Regular cleaning of outdoor woodwork and furniture is necessary to prevent the growth of mold. The following solutions may be used to clean teak furniture:

  • Add a small amount of bleaching solution and a dollop of laundry detergent to a gallon of warm water.
  • 1 quart of warm water to 1 cup of vinegar (Srub your teak wood furniture thoroughly and then rinse it with clear water.)

Teak is a rare and expensive wood. Furniture made of Teak wood is a lot more expensive than other types of wood. Teak wood may be readily misunderstood if one has a thorough grasp of the different varieties of wood. We are certain you can confidently navigate the market after reading this comprehensive overview of the different variations of teak wood!

FAQs

Is it safe to use teak wood utensils?

Teak wood tools are extremely safe to use in the kitchen. They are also flexible and can be used when handling nonstick cookware! Wood that is durable and water-resistant means that the tools will not split or warp as easily when used in the kitchen.

If my cutting board is teak, can I use plastic on it?

A plastic cutting board is much less risky than a sharp knife when it comes to chopping food. A plastic or stainless steel knife won’t do much damage since teak wood is strong and durable enough to handle any kind of tool.

Is teak a pricey material?

Due to its high quality, overall aesthetics, and the rarity of the trees, this wood is rather pricey. Fortunately, there are alternatives that are less costly and more environmentally friendly that provide many of the same features!

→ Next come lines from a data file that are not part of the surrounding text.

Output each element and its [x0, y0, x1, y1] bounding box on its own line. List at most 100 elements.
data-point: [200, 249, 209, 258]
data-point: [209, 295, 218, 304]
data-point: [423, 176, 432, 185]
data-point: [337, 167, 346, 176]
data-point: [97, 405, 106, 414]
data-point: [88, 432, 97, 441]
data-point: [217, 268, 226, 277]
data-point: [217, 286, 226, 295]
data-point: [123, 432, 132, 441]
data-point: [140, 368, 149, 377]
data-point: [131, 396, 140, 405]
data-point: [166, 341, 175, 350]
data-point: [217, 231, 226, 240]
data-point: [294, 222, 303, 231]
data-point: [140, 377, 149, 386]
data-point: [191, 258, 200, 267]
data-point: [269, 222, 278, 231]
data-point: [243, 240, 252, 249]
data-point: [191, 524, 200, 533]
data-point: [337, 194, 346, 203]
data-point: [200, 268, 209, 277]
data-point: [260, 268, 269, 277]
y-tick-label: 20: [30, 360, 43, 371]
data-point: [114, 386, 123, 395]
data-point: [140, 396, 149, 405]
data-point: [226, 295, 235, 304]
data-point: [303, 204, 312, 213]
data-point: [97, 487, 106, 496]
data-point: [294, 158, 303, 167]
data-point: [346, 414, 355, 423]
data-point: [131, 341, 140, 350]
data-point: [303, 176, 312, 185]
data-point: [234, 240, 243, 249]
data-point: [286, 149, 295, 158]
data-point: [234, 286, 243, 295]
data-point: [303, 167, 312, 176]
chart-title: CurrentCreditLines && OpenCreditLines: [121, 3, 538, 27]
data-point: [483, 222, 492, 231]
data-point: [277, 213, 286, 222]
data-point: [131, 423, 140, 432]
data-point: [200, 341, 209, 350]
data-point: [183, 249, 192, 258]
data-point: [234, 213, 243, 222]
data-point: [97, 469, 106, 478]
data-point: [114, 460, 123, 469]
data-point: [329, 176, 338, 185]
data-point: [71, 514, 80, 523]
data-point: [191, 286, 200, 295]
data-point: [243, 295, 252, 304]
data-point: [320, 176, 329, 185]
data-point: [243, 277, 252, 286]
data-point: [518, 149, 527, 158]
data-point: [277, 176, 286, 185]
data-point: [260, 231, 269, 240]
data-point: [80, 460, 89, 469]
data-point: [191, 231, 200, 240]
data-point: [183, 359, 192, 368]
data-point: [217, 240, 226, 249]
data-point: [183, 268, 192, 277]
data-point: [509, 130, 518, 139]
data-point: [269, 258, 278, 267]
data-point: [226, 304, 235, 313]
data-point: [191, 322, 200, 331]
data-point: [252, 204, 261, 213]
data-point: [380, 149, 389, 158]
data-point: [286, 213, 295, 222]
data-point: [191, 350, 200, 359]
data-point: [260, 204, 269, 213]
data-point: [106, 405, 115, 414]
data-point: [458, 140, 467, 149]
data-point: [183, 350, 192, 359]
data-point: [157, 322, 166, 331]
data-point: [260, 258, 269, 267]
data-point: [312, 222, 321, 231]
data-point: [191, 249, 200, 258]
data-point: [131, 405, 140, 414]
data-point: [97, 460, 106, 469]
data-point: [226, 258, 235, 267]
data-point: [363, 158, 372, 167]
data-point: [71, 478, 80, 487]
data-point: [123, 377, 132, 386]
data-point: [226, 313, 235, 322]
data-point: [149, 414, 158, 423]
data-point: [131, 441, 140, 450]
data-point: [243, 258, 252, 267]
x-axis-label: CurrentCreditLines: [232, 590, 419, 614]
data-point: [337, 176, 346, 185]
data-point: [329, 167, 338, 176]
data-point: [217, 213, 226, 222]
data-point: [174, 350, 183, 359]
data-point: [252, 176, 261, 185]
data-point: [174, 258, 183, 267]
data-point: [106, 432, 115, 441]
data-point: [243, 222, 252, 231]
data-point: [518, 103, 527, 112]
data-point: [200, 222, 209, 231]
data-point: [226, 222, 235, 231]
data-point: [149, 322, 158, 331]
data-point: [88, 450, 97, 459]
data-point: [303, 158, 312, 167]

Is teakwood water-resistant?

Wood made from teak contains a lot of oil. Its level of resistance to water and other types of weather damage is indicated by this fact. Water can’t penetrate the heartwood because the grain is close together.

Can you dye teakwood?

The answer is yes; teak wood can be dyed.

Staining this type of wood is a breeze. Since the wood’s natural beauty and brightness are worth protecting, it is recommended that a clear stain be utilized.

Is sealing teak wood really necessary?

If you want your wood product to last, you should seal it t after it’s finished. Because of its natural resistance to moisture, this wood does not need waterproof sealants.

The best teak for doors is what?

For a high-quality door, Burmese teak wood is often considered to be the best option. This door will not only look fantastic but will also last for many years to come.

What is the best place to get teak wood?

Teak wood from Burma is often considered to be the best in the world. Furthermore, it is said to be made of “genuine teak wood.” Some of the best old-growth teaks may be found in Burma.

Is teak wood a termite magnet?

The sapwood of teak is vulnerable to termites, but the heartwood is not. To construct furniture, we use the heartwood from within the trunk, whereas sapwood relates to the trunk’s outer layer. Termites, on the other hand, stay away from the heartwood.